Please note this suggested format is not a requirement for submission, and authors will not be penalized for using a different format.

Presenting your Experimental Setup and Results

Authors are encouraged to organize their experimental setup and results into subsections or headings. We also provide the following suggestions, which are not a requirement for submission.

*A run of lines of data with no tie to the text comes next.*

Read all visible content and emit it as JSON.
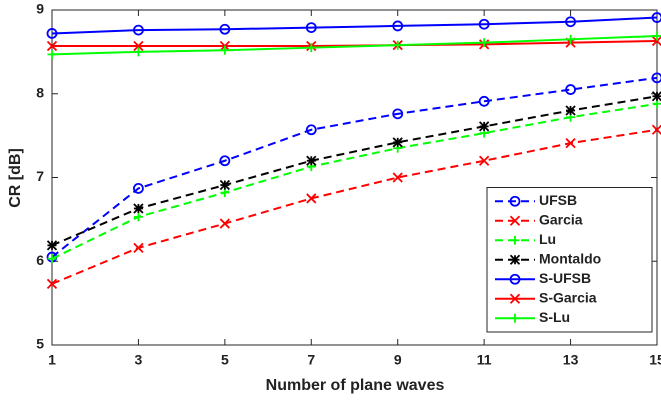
{
  "chart_data": {
    "type": "line",
    "xlabel": "Number of plane waves",
    "ylabel": "CR [dB]",
    "x": [
      1,
      3,
      5,
      7,
      9,
      11,
      13,
      15
    ],
    "xlim": [
      1,
      15
    ],
    "xticks": [
      1,
      3,
      5,
      7,
      9,
      11,
      13,
      15
    ],
    "ylim": [
      5,
      9
    ],
    "yticks": [
      5,
      6,
      7,
      8,
      9
    ],
    "grid": false,
    "legend": "lower right",
    "series": [
      {
        "name": "UFSB",
        "color": "#0000ff",
        "style": "dashed",
        "marker": "o",
        "values": [
          6.05,
          6.87,
          7.2,
          7.57,
          7.76,
          7.91,
          8.05,
          8.19
        ]
      },
      {
        "name": "Garcia",
        "color": "#ff0000",
        "style": "dashed",
        "marker": "x",
        "values": [
          5.73,
          6.16,
          6.45,
          6.75,
          7.0,
          7.2,
          7.41,
          7.57
        ]
      },
      {
        "name": "Lu",
        "color": "#00ff00",
        "style": "dashed",
        "marker": "+",
        "values": [
          6.03,
          6.53,
          6.82,
          7.13,
          7.35,
          7.53,
          7.72,
          7.88
        ]
      },
      {
        "name": "Montaldo",
        "color": "#000000",
        "style": "dashed",
        "marker": "*",
        "values": [
          6.19,
          6.63,
          6.91,
          7.2,
          7.42,
          7.61,
          7.8,
          7.97
        ]
      },
      {
        "name": "S-UFSB",
        "color": "#0000ff",
        "style": "solid",
        "marker": "o",
        "values": [
          8.72,
          8.76,
          8.77,
          8.79,
          8.81,
          8.83,
          8.86,
          8.91
        ]
      },
      {
        "name": "S-Garcia",
        "color": "#ff0000",
        "style": "solid",
        "marker": "x",
        "values": [
          8.57,
          8.57,
          8.57,
          8.57,
          8.58,
          8.59,
          8.61,
          8.63
        ]
      },
      {
        "name": "S-Lu",
        "color": "#00ff00",
        "style": "solid",
        "marker": "+",
        "values": [
          8.47,
          8.5,
          8.52,
          8.55,
          8.58,
          8.61,
          8.65,
          8.69
        ]
      }
    ]
  }
}
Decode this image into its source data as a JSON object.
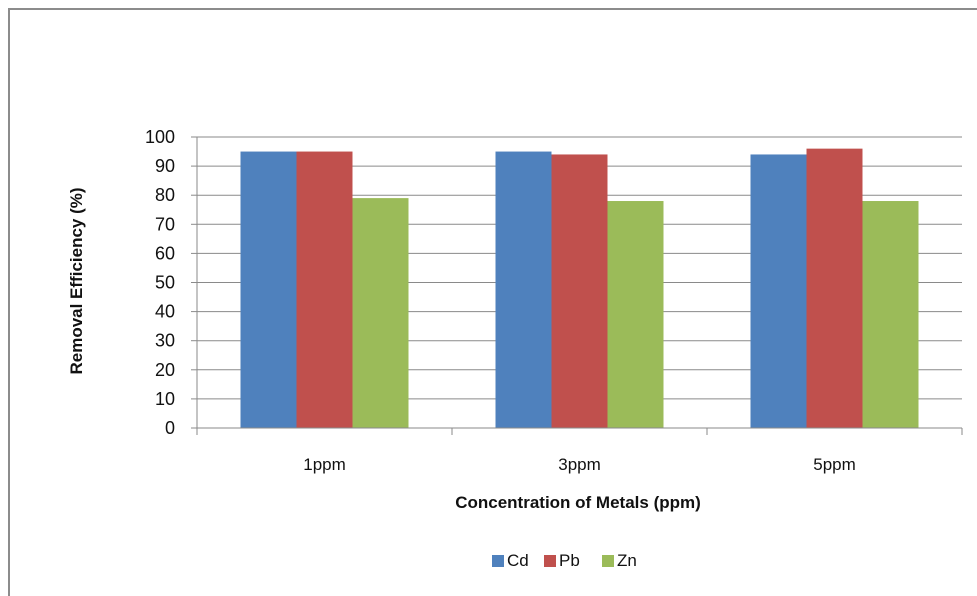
{
  "chart_data": {
    "type": "bar",
    "title": "",
    "categories": [
      "1ppm",
      "3ppm",
      "5ppm"
    ],
    "series": [
      {
        "name": "Cd",
        "values": [
          95,
          95,
          94
        ],
        "color": "#4f81bd"
      },
      {
        "name": "Pb",
        "values": [
          95,
          94,
          96
        ],
        "color": "#c0504d"
      },
      {
        "name": "Zn",
        "values": [
          79,
          78,
          78
        ],
        "color": "#9bbb59"
      }
    ],
    "xlabel": "Concentration of Metals (ppm)",
    "ylabel": "Removal Efficiency (%)",
    "ylim": [
      0,
      100
    ],
    "yticks": [
      0,
      10,
      20,
      30,
      40,
      50,
      60,
      70,
      80,
      90,
      100
    ],
    "grid": true,
    "legend_position": "bottom"
  }
}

  1. Workloads and Datasets. List each benchmark/workload and why it is representative of HPDC use cases. If you are reporting subsets of benchmark suites, explain the reasons why you have chosen the specific subsets. Include version/commit IDs, data sizes, and any pre-/post-processing requirements. If the benchmark/workload is synthetic, justify the parameter choices and provide a generation script along with your artifact. Note any licensing or access constraints with your artifact as well.
  2. Hardware and System Environment Describe CPU(s), accelerator(s), memory hierarchy, storage devices, network/interconnect (e.g., InfiniBand/NVLink), and power/cooling modes relevant to your experiments. Include node count, topology, memory layout (e.g., NUMA), and resource partitioning. Report firmware/driver/BIOS, DVFS settings, and any throttling controls.
  3. Software Stack and Configuration. Specify OS, kernel, compilers, MPI/NCCL/RDMA libraries, CUDA/HIP/oneAPI versions, container runtime, scheduler (e.g., Slurm, Kubernetes), and key flags. State commit hashes for your code and baselines. Provide exact build commands and configuration files in the artifact (if available).
  4. Baselines and Comparisons. Select recent, competitive baselines; explain inclusion/exclusion criteria. Document how baselines were tuned (search space, budgets) to ensure fairness. If you reimplemented a baseline, validate it (e.g., match a published number or show deltas/regression tests).
  5. Methodology and Experimental Protocol. Define the primary metrics (e.g., execution time, throughput, time-to-solution, tail latency, energy, cost) and specify the warm-up policy, number of trials, random seeds, and processes to ensure statistical confidence in your data. If you present speedup, make sure you clarify what your baseline is. Clarify load models (open/closed-loop), input mixes, and failure/retry policies. State when results were averaged and how outliers were handled. Explain the choice of averaging metrics (e.g., mean, median) according to the data distribution and give clear indications of deviations from the average.
  6. Reproducibility Kit (AD/AE). Indicate whether artifacts are or will be available (code, configs, datasets, or pointers, container image, Makefile/script to reproduce key tables/figures). Provide a one-line path to the artifact or “available upon acceptance.”
Please note this suggested format is not a requirement for submission, and authors will not be penalized for using a different format.

Ethical Considerations

If your research describes a new security-related attack, please consider adding information about the responsible disclosure to the relevant entity. Overall, as appropriate and relevant, the paper should follow the ethical principles and not alter the security/privacy/equality expectations of the associated human users.


Inclusive Description of Research Contributions

Please consider making your research contribution description inclusive in nature. For example, consider using gender-neutral pronouns, consider using examples that are ethnicity/culture-rich, consider engaging users from diverse backgrounds if your research involves a survey, etc. Best efforts should be made to make the paper accessible to visually impaired or color-blind readers.